RADARBANYUWANGI.ID - Red Bull MotoGP Rookies Cup 2025 memasuki babak akhir dengan tensi persaingan yang kian memanas.
Pembalap muda asal Indonesia, Veda Ega Pratama, masih memiliki peluang besar untuk meraih gelar juara meski saat ini berada di posisi kedua klasemen sementara.
Klasemen MotoGP Rookies Cup 2025: Veda Tertinggal 21 Poin
Hingga seri terakhir, Veda berhasil mengoleksi 170 poin, tertinggal 21 poin dari Brian Uriarte yang kokoh di puncak dengan 191 poin.
Masih ada dua race tersisa di Sirkuit Misano World Circuit Marco Simoncelli, Italia, pada 13–14 September 2025.
Dengan maksimal 50 poin yang bisa diperebutkan, peluang Veda tetap terbuka.
Selain Uriarte dan Veda, Hakim Danish juga masuk dalam perburuan gelar dengan 165 poin di posisi ketiga.
Secara matematis, ketiganya masih bisa menjadi juara, meskipun performa konsisten Veda dan Uriarte membuat keduanya lebih diunggulkan.
Hasil Seri Austria Jadi Modal Penting
Musim ini, Veda menunjukkan konsistensi yang impresif, terutama di seri Austria ketika ia meraih dua kali podium kedua.
“Meski finis kedua lagi, saya akan evaluasi balapan hari ini dan bersiap ke seri Misano,” ungkap Veda dengan optimis.
Konsistensi ini menjadi modal berharga untuk menghadapi seri final yang akan sangat menentukan siapa yang keluar sebagai juara dunia Red Bull Rookies Cup 2025.
Misano: Arena Penentuan Juara
Seri terakhir di Misano akan berlangsung bertepatan dengan seri ke-16 MotoGP.
Kehadiran ribuan penggemar dari seluruh dunia dipastikan membuat atmosfer semakin meriah dan menegangkan.
Sirkuit Misano sendiri dikenal sebagai lintasan teknis dengan tikungan-tikungan cepat yang menuntut keterampilan tinggi.
Suasana penuh semangat dan dukungan fanatik dari para penonton akan menambah intensitas pertarungan.
Dua race pamungkas ini dipastikan menjadi ajang adu strategi, konsistensi, dan mental juara.
Gaya Balap Veda vs Brian
Gaya Balap Veda Ega Pratama
Veda dikenal sebagai pembalap agresif dan penuh keberanian.
Ia kerap melakukan manuver menyalip di tikungan, memanfaatkan slipstream di trek lurus, serta menjaga ritme balapan dengan konsisten.
Kekuatan: start cepat, mental kuat di bawah tekanan, dan fokus pada kecepatan murni.
Kelemahan: kerap kehilangan posisi di tikungan terakhir ketika lawan lebih percaya diri dalam pengereman.
Gaya Balap Brian Uriarte
Berbeda dengan Veda, Uriarte lebih tenang dan sabar.
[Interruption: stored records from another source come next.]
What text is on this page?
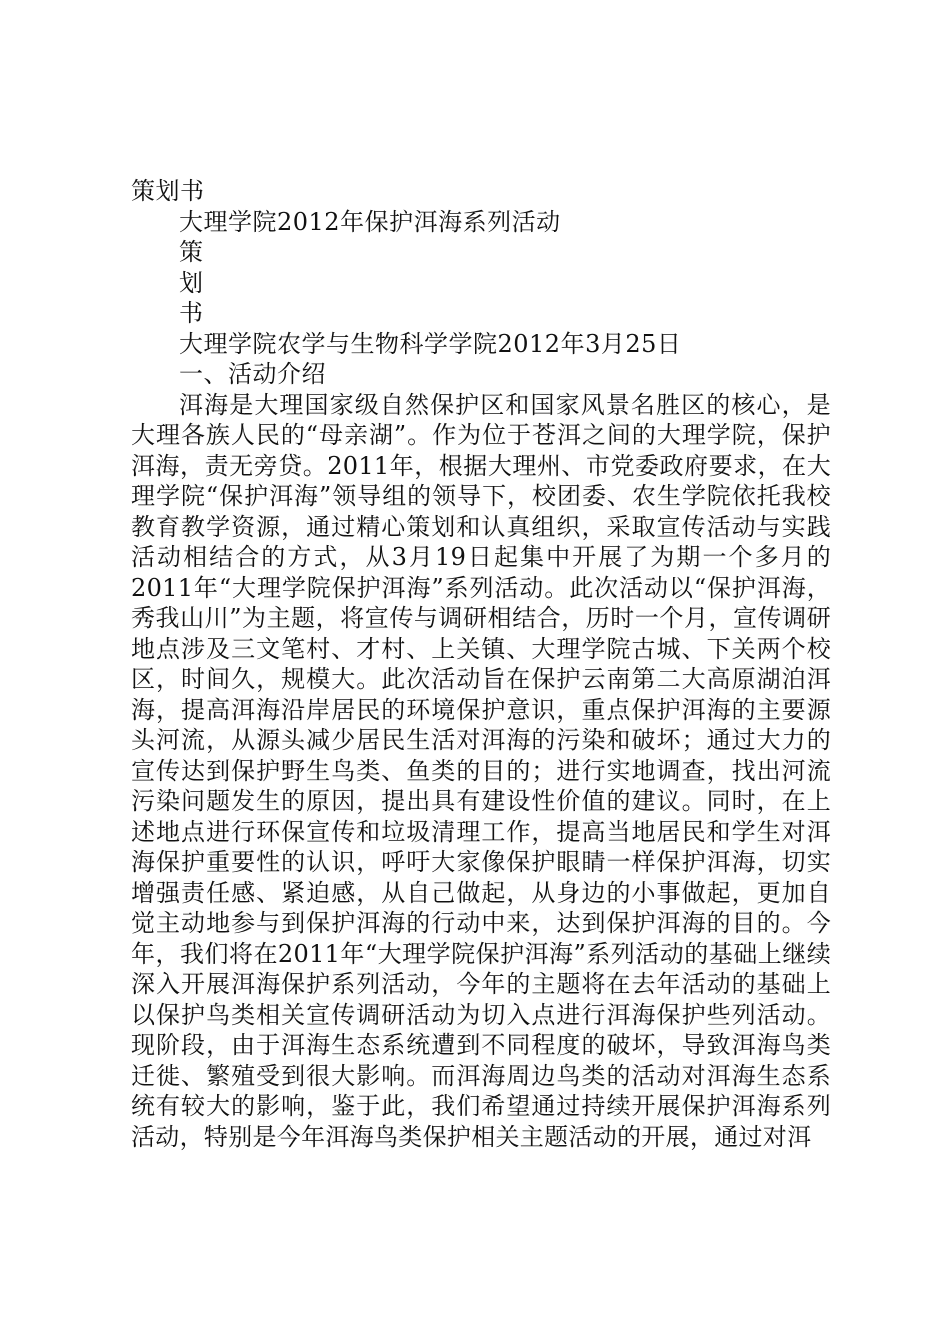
策划书
大理学院2012年保护洱海系列活动
策
划
书
大理学院农学与生物科学学院2012年3月25日
一、活动介绍

洱海是大理国家级自然保护区和国家风景名胜区的核心，是大理各族人民的“母亲湖”。作为位于苍洱之间的大理学院，保护洱海，责无旁贷。2011年，根据大理州、市党委政府要求，在大理学院“保护洱海”领导组的领导下，校团委、农生学院依托我校教育教学资源，通过精心策划和认真组织，采取宣传活动与实践活动相结合的方式，从3月19日起集中开展了为期一个多月的2011年“大理学院保护洱海”系列活动。此次活动以“保护洱海，秀我山川”为主题，将宣传与调研相结合，历时一个月，宣传调研地点涉及三文笔村、才村、上关镇、大理学院古城、下关两个校区，时间久，规模大。此次活动旨在保护云南第二大高原湖泊洱海，提高洱海沿岸居民的环境保护意识，重点保护洱海的主要源头河流，从源头减少居民生活对洱海的污染和破坏；通过大力的宣传达到保护野生鸟类、鱼类的目的；进行实地调查，找出河流污染问题发生的原因，提出具有建设性价值的建议。同时，在上述地点进行环保宣传和垃圾清理工作，提高当地居民和学生对洱海保护重要性的认识，呼吁大家像保护眼睛一样保护洱海，切实增强责任感、紧迫感，从自己做起，从身边的小事做起，更加自觉主动地参与到保护洱海的行动中来，达到保护洱海的目的。今年，我们将在2011年“大理学院保护洱海”系列活动的基础上继续深入开展洱海保护系列活动，今年的主题将在去年活动的基础上以保护鸟类相关宣传调研活动为切入点进行洱海保护些列活动。现阶段，由于洱海生态系统遭到不同程度的破坏，导致洱海鸟类迁徙、繁殖受到很大影响。而洱海周边鸟类的活动对洱海生态系统有较大的影响，鉴于此，我们希望通过持续开展保护洱海系列活动，特别是今年洱海鸟类保护相关主题活动的开展，通过对洱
Ia mengandalkan ketepatan dalam pengereman serta pengambilan tikungan.
Strateginya adalah menunggu momen krusial untuk menyalip.
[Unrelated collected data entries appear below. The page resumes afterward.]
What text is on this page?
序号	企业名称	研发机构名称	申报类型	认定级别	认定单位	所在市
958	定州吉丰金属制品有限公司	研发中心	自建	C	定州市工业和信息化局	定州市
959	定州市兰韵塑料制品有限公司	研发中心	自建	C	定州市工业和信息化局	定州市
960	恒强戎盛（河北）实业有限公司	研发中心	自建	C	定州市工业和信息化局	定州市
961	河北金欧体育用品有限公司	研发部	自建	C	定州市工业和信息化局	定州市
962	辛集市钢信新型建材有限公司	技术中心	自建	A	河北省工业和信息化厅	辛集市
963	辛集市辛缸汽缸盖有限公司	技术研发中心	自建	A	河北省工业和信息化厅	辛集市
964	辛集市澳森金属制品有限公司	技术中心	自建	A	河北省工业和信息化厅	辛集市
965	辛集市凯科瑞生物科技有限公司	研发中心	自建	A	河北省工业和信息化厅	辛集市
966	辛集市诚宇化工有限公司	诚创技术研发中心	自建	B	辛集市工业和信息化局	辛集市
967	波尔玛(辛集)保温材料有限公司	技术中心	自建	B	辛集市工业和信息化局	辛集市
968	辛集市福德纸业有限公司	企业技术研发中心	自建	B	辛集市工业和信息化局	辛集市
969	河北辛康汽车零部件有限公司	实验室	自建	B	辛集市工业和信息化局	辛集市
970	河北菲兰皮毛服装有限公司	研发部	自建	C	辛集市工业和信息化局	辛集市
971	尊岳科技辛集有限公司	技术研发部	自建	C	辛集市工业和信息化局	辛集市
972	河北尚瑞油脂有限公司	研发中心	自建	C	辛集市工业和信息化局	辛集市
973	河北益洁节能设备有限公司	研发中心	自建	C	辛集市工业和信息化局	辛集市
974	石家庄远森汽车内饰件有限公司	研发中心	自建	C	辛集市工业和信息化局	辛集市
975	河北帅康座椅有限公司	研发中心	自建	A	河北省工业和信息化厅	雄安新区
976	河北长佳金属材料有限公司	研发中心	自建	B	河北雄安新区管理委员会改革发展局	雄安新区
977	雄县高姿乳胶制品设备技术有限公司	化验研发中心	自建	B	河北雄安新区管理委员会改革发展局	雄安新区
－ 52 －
Kekuatan: stabil di kondisi basah maupun kering, ahli dalam late braking, dan sering menang di duel lap terakhir.
Kelemahan: kadang terlalu berhati-hati sehingga memberi ruang lawan untuk unggul di awal balapan.
Siapa yang Akan Jadi Juara?
Persaingan perebutan gelar juara diprediksi berlangsung ketat hingga lap terakhir di Misano.
Veda bertekad memberikan perlawanan sengit melawan Uriarte.
Jika mampu tampil konsisten, peluang pembalap Indonesia ini untuk mencetak sejarah sangat terbuka.
FAQ Seputar MotoGP Rookies Cup 2025
Kapan seri final Red Bull MotoGP Rookies Cup 2025 digelar?
Seri final akan berlangsung pada 13–14 September 2025 di Sirkuit Misano, Italia.
Berapa poin maksimal yang bisa diperoleh pembalap di seri terakhir?
Tersedia total 50 poin dari dua balapan terakhir.
Siapa saja yang masih berpeluang menjadi juara?
Brian Uriarte, Veda Ega Pratama, dan Hakim Danish masih berpeluang secara matematis, meski Uriarte dan Veda lebih difavoritkan.